Mailboxes, the POP and IMAP services, the LDAP master, webmail, and the remote queue remained in the central server, although most of them could have been moved to independent servers if needed, but we never needed to.
Specialization by type of client
The next problem we faced came about 2-3 years ago when image- and PDF-based SPAM became popular: we added an SpamAssassin plugin which re-composed animated GIF images and did OCR to all image attachments. This extra analysis greatly increased our CPU needs (we had to go from 2 or 3 filtering servers to 5 in a couple of days) and even so there were times when a server got overloaded for some 5-10 minutes and an e-mail could take not less than 2 minutes to be processed, delivered and SMTP-OK’d. When this happened and the sending party was another MTA it represented no bigger issue, as in the event of a timeout or disconnection the remote server would re-try the delivery several times; however, if the sender was an end-user with his MUA, a longer-than-usual delivery time or (God forbid) an error message from Outlook because of an eventual dropped connection lead to a phone call to the IT team because “the mail wouldn’t work.” :-)

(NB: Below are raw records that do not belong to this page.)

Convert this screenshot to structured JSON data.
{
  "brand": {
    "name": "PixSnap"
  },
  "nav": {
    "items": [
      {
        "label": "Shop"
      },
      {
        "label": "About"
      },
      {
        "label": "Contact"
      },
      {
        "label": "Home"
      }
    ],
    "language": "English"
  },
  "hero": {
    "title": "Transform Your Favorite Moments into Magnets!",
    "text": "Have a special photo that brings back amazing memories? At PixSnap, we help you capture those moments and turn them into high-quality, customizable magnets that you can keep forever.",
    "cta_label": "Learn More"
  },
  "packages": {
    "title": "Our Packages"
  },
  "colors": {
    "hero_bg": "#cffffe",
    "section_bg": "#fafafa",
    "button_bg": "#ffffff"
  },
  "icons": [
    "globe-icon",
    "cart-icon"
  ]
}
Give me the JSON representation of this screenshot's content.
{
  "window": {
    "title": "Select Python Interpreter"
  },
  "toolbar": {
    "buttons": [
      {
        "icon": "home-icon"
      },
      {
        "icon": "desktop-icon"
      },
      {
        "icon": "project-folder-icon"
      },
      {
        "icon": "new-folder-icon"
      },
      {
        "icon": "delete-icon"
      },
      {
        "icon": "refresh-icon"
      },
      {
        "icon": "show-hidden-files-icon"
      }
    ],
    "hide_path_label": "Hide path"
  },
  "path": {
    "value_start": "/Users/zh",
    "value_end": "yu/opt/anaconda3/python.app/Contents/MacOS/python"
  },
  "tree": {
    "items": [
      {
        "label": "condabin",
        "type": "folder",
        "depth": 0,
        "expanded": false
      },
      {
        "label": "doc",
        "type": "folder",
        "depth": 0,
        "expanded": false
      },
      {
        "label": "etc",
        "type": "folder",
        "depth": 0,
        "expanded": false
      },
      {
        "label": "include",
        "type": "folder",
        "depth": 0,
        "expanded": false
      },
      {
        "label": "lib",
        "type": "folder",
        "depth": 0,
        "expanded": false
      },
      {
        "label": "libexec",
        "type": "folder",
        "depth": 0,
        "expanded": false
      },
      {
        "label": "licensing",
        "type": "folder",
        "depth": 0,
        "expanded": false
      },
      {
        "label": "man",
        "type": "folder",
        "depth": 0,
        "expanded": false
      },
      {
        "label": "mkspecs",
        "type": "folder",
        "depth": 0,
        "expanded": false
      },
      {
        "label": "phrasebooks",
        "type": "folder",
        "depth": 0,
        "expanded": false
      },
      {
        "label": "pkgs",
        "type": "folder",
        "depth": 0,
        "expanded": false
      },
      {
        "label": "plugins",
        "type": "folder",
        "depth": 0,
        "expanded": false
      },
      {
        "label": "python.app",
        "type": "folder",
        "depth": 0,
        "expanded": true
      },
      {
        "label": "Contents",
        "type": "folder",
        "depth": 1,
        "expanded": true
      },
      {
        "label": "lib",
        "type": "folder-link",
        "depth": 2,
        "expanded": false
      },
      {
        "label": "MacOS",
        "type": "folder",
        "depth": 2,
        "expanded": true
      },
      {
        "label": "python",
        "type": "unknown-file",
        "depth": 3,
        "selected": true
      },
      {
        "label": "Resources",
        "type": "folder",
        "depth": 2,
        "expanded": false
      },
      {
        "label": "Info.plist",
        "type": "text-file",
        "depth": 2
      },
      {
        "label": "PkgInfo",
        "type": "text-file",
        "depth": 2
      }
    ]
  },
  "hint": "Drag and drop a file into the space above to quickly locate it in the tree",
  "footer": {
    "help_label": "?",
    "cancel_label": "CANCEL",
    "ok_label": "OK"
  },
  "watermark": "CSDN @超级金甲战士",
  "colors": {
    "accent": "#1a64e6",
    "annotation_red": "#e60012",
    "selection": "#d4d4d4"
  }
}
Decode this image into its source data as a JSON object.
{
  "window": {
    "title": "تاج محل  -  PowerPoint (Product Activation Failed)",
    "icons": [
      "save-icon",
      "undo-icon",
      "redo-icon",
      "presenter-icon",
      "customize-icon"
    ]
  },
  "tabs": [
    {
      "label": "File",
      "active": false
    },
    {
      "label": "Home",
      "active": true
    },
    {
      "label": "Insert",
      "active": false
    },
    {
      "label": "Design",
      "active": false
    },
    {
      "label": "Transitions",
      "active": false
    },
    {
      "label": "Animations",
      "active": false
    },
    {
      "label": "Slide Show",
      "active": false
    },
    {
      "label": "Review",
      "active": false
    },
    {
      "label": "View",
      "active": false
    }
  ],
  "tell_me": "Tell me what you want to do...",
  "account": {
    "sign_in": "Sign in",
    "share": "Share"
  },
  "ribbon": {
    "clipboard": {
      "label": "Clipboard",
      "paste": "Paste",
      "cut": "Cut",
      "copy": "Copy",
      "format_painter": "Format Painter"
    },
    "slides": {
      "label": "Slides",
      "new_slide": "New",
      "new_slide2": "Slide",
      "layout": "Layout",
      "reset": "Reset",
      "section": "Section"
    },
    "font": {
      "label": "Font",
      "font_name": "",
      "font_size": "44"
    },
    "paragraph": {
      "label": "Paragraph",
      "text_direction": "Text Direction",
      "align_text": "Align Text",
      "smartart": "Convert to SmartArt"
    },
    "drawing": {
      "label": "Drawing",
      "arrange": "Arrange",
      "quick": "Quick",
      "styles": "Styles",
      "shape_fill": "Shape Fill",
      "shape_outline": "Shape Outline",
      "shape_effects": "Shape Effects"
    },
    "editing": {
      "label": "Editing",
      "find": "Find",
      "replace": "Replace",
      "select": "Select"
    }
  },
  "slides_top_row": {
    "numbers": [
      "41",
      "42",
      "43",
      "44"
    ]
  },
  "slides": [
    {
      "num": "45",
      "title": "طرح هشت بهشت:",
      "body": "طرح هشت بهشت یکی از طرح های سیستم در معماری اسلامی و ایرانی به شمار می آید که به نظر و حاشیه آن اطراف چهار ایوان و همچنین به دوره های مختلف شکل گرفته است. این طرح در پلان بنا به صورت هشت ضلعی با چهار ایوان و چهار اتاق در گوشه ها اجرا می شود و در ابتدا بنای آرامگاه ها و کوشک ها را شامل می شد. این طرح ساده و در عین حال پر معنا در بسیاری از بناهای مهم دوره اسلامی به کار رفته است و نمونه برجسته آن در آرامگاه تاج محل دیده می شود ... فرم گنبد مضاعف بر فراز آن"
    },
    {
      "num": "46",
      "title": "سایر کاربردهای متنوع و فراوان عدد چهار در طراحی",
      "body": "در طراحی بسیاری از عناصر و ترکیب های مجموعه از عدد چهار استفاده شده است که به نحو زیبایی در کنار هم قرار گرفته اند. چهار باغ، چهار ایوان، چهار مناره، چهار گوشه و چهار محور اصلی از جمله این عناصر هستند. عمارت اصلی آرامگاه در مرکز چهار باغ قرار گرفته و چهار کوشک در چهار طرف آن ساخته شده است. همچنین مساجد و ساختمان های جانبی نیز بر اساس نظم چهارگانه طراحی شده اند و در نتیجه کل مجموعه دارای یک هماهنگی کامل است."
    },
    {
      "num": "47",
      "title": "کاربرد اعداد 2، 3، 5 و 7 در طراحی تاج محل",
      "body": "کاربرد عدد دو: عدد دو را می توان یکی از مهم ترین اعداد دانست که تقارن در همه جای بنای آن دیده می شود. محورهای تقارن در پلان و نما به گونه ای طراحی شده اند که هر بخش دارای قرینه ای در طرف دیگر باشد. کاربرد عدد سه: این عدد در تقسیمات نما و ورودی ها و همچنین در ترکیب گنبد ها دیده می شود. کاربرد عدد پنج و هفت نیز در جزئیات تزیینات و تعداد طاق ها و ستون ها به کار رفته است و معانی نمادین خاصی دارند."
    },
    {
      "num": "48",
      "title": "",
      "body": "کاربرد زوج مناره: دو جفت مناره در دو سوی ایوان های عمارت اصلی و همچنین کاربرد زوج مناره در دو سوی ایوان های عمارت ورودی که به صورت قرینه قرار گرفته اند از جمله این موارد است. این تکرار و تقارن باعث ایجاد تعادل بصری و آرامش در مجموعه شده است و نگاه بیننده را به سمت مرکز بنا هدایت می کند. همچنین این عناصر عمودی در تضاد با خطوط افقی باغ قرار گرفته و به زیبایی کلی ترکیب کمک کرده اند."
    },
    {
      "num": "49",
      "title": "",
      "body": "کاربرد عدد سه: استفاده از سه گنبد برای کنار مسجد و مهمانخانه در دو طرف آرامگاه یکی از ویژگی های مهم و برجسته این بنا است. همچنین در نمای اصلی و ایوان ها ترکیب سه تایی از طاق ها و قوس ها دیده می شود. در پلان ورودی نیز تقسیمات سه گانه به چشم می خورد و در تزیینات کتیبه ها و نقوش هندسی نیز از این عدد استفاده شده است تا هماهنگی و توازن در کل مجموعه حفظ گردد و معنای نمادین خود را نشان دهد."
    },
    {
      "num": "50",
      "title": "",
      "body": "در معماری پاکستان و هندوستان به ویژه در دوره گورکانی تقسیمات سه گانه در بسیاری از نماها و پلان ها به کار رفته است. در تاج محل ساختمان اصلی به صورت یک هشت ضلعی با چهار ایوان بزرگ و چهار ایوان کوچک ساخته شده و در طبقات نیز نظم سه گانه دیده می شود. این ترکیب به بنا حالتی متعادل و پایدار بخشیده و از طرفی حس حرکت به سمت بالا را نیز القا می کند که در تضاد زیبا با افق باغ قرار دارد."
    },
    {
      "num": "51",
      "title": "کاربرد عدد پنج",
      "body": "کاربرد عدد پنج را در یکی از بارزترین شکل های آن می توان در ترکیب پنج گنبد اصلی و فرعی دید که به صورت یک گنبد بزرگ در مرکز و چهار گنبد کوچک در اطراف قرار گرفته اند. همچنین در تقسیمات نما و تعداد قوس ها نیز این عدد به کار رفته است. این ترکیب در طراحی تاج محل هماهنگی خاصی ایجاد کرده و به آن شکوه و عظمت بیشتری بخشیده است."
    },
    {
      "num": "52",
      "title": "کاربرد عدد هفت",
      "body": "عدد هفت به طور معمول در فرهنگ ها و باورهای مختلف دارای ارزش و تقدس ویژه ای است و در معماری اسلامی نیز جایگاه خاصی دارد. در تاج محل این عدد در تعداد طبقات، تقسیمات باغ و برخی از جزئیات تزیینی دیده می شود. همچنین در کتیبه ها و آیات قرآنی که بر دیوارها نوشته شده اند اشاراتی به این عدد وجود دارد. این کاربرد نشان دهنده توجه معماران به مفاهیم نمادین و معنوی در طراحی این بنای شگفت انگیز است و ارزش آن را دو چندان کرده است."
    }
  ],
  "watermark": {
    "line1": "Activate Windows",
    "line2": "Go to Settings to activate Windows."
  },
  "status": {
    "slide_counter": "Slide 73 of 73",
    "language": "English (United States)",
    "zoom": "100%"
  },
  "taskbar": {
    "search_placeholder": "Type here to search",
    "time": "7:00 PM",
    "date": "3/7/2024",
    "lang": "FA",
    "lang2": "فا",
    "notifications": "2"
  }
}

The solution was splitting the SMTP and analysis farm into two: one for external mail and another for internal ones, for our users. The first farm is the one the DNS’ MX records pointed to, and had all the SPAM filtering options activated; while the second one retained the domain name end users used as the SMTP server in their MUAs, had all the heavy-weight lifting filters disabled and required SMTP authentication (wouldn’t accept non-authenticated sesions even for local domains). This way all external e-mail coming from remote MTAs would go through all the filters, and our users went to the privileged servers with somewhat lesser filering capabilities (but enough for internal mail) and great response times.